History

United States
- Name: USS Otis W. Douglas
- Namesake: Previous name retained
- Builder: Jackson and Sharp, Wilmington, Delaware
- Completed: 1912
- Acquired: 7 April 1917
- Commissioned: 10 August 1917
- Fate: Foundered, 27 April 1919
- Notes: Served as civilian freight boat Otis W. Douglas 1912-1917

General characteristics
- Type: Minesweeper
- Displacement: 300 long tons (305 t)
- Length: 158 ft (48 m)
- Beam: 24 ft (7.3 m)
- Draft: 8 ft 9 in (2.67 m)
- Speed: 12 miles per hour
- Armament: 2 × 3 in (76 mm) guns, 2 × .30 in (7.6 mm) machine guns

= USS Otis W. Douglas =

Minesweeper of the United States Navy

USS Otis W. Douglas (SP-313) was a United States Navy minesweeper in commission from 1917-1919.
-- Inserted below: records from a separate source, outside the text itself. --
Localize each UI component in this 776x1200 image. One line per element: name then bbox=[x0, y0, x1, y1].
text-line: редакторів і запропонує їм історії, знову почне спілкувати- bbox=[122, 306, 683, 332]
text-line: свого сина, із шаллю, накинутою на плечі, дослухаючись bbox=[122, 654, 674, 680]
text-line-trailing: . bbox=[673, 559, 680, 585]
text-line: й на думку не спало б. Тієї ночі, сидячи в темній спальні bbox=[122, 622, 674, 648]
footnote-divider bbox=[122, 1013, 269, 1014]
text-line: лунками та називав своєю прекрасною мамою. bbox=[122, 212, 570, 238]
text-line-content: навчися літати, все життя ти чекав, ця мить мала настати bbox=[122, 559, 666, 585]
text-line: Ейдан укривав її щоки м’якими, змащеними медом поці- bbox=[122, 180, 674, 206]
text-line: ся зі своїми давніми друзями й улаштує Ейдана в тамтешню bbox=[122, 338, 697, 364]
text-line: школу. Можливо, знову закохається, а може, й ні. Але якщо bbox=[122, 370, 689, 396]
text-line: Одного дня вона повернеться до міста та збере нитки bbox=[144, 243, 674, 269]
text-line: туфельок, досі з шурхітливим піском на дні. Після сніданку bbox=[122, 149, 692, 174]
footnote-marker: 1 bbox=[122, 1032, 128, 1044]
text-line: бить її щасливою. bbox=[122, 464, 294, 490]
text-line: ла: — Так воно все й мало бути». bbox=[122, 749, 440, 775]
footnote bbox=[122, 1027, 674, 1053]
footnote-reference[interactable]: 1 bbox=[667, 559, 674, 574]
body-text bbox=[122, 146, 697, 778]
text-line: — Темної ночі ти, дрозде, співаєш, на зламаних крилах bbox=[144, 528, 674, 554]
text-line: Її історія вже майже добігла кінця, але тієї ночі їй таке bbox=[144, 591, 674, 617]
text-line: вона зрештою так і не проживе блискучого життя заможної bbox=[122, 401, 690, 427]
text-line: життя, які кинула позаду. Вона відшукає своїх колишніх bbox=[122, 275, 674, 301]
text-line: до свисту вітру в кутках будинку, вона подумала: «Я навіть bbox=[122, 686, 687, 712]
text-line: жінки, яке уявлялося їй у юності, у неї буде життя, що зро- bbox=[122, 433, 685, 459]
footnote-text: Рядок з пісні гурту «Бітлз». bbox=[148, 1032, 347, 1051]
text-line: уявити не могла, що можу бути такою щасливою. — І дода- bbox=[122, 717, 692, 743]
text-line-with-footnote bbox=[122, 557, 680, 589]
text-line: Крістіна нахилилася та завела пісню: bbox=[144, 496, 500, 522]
Otis W. Douglas was built as a commercial motor freight boat in 1912 by Jackson and Sharp at Wilmington, Delaware. The U.S. Navy purchased her from the Douglas Company of Reedville, Virginia on 7 April 1917 for World War I use. After conversion into a minesweeper, she was commissioned at Norfolk, Virginia on 10 August 1917 as USS Otis W. Douglas (SP-313).

Immediately after commissioning, Otis W. Douglas departed Norfolk for Brest, France, where she assumed minesweeping duties around Belle Île and the entrance to Loire River. Her efforts aided in keeping convoy routes clear for the safe passage of troop ships and supply vessels. Continuing these efforts until the spring of 1919, Otis W. Douglas worked until the last mines were destroyed.

Otis W. Douglas departed Brest for the United States with minesweeper and other vessels on 27 April 1919. Although weather conditions appeared favorable, a storm developed shortly after their departure. The ships headed back toward Brest, but in the heavy seas, Otis W. Douglas began leaking badly and sank — as did Courtney — on 27 April.